First, the state of the system at line E is that we have N tasks each of which is partway through its execution. All N tasks must have started, because phase1[N] has been signaled by the last task, which can only happen if the previous task signaled phase 1[N-1], and so on. Therefore, each of the N tasks must have performed its line B, and is either still performing the processing between B and C, or else is waiting at line C. (No task can be past C because the parent thread hasn't kicked off the phase 2 signal cascade yet.)
So, then, how many threads must the thread pool have to execute this program? The answer is that it must have at least N threads, because we know there is a point (line E) at which every one of the N tasks must have started running and therefore each must be assigned to its own pool thread. And there's the rub: If the thread pool has fewer than N threads and cannot create any more, typically because a maximum size has been reached, the program will deadlock because it cannot make progress unless all tasks are running.
Just make N sufficiently large, and you can deadlock on most production thread pools. For example, .NET's ThreadPool.GetMaxThreads returns the maximum number of threads available; the current default is 250 threads per core, so to inject deadlock on a default-configured pool, let N be 250 × #cores + 1. Similarly, Java's ThreadPoolExecutor lets you set the maximum number of pool threads via a constructor parameter or setMaximumPoolSize; the pool may also fail to grow if the active ThreadFactory fails to create a new thread by returning null from newThread.
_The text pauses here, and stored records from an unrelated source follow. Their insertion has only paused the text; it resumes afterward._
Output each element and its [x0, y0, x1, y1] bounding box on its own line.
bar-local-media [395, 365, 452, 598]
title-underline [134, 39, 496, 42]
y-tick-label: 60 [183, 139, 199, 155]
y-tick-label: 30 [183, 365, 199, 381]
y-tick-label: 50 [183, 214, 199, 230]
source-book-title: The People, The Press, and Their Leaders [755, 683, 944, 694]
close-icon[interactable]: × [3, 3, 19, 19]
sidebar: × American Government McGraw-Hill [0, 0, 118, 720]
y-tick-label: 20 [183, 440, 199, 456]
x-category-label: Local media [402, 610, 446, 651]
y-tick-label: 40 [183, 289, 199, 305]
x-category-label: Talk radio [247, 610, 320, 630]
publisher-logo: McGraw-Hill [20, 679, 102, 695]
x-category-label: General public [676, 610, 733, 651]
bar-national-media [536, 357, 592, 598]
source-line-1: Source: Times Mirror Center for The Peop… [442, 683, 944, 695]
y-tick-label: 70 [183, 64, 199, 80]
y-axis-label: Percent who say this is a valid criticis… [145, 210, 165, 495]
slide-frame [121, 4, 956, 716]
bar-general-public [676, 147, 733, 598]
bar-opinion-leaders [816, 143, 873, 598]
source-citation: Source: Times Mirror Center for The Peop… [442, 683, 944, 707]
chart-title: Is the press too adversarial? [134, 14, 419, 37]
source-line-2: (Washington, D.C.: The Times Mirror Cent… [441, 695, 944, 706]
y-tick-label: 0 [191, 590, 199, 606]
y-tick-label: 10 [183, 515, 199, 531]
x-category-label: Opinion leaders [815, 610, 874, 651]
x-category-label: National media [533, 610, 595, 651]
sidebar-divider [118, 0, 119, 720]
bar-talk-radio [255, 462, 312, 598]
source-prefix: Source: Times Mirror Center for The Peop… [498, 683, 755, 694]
At this point you may legitimately wonder: "But isn't Example 2 pathological in the first place? It even says so in the comment!" Actually, Example 2 is fairly typical of many kinds of concurrent algorithms that can proceed in parallel much of the time but occasionally need synchronization points as barriers to exchange intermediate results or enter a new stage of processing. The only thing that's pathological about Example 2 is that the program is trying to run each work item as a thread pool task; instead, each work item should run on its own thread, and everything would be fine.
Thread pool tasks should be as small as possible, but no smaller. The shorter the tasks, the more evenly they will spread across the pool and the machine, but the more the per-task overhead will start to dominate. Thread pool tasks should still be big enough to be worth the round-trip overhead of shipping them off to a pool thread to execute and shipping the result back, without having the overhead dominate the work itself. Thread pool tasks should also avoid blocking, or waiting for other things to happen, because blocking interferes with the ability of the pool to keep the right number of ready threads available to match the number of cores. Tasks should especially avoid blocking to wait for other tasks in the pool, because when that happens it can lead to worse performance penalties -- and, in the extreme worst case, having a large number of tasks that block waiting for each other can deadlock the entire pool, and with it your application.
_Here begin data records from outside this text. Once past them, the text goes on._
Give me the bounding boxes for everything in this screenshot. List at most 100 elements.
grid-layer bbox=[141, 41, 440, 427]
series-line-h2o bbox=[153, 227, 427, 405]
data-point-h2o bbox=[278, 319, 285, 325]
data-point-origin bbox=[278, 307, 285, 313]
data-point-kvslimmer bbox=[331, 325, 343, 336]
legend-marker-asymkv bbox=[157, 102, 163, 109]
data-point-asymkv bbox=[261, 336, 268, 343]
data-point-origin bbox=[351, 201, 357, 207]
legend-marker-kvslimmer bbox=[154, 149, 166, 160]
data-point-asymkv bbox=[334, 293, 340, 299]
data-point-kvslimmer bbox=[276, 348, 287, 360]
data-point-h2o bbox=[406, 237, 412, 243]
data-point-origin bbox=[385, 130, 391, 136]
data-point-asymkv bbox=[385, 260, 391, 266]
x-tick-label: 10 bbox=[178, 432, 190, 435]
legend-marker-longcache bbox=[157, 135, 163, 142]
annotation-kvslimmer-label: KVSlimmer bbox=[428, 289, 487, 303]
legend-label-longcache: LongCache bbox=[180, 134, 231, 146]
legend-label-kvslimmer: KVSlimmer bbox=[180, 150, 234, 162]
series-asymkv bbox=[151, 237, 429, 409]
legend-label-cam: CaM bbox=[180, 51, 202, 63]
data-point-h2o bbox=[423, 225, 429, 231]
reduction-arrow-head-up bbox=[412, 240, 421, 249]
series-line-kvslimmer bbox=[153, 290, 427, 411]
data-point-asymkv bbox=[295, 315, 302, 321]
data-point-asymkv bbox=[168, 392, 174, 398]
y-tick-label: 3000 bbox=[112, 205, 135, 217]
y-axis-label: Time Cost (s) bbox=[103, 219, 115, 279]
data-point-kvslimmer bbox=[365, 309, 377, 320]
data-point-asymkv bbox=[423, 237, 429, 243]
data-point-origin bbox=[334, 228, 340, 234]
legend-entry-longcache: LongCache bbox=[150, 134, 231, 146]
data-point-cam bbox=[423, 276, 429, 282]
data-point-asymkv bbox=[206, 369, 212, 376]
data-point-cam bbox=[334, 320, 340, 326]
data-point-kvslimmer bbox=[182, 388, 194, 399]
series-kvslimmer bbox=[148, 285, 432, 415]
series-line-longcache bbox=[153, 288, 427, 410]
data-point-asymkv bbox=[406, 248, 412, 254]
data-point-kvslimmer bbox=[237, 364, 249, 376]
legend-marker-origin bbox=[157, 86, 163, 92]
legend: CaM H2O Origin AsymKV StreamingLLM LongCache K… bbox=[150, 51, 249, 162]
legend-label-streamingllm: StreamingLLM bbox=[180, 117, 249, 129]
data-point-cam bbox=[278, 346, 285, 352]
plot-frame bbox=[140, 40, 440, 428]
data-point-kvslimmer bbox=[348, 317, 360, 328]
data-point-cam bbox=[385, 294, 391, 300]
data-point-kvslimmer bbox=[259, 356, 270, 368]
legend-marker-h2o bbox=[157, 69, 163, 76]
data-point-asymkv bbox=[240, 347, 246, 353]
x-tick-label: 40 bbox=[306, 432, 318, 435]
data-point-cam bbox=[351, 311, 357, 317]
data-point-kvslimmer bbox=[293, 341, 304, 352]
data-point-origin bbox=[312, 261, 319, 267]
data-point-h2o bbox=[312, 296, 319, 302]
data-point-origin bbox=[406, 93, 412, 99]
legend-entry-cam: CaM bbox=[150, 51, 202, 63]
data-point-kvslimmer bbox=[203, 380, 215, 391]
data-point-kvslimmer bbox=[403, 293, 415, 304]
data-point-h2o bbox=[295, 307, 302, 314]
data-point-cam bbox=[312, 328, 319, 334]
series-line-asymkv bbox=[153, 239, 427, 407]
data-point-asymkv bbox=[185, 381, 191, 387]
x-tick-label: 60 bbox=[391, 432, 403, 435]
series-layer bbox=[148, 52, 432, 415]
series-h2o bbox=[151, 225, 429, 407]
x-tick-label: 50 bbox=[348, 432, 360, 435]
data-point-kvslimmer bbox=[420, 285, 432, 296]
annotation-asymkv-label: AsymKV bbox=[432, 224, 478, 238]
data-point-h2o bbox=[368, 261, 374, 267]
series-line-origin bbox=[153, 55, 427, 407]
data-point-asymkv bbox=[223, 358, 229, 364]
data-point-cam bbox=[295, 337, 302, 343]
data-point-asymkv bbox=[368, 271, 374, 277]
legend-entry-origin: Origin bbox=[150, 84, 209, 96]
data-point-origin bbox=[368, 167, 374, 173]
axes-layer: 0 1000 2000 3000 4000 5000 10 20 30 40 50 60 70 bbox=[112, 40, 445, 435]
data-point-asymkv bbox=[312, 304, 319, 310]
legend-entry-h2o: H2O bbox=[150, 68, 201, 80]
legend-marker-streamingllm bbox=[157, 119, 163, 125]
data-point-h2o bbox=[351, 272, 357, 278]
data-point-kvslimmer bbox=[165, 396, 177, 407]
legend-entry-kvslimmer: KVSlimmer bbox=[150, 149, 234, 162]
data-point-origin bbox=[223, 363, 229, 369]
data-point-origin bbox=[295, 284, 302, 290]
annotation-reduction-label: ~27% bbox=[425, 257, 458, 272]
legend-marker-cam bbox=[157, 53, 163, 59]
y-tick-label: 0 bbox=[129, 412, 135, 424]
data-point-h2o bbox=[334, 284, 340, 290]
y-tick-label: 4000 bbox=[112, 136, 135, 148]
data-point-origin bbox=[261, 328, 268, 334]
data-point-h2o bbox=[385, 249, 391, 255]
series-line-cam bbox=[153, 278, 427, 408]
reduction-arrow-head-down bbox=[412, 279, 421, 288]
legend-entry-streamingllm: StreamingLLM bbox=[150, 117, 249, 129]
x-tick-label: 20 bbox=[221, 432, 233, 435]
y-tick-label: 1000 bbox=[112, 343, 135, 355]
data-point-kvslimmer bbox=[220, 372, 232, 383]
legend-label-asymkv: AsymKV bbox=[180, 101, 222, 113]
[1] I'll use the term "cores" for convenience to denote the hardware parallelism. Some CPUs have more than one hardware thread per core, and so the actual amount of hardware parallelism available = #processors × #cores/processor × #hardware threads/core. But "total number of hardware threads" is a mouthful, not to mention potentially confusing with software threads, so for now I'll stick with talking about the "total number of cores."
[2] H. Sutter. "Use Threads Correctly = Isolation + Asynchronous Messages" (Dr. Dobb's Digest, April 2009).
[3] H. Sutter. "Sharing Is the Root of All Contention" (Dr. Dobb's Digest, March 2009).
[4] Single UNIX Specification (IEEE Standard 1003.1, 2004).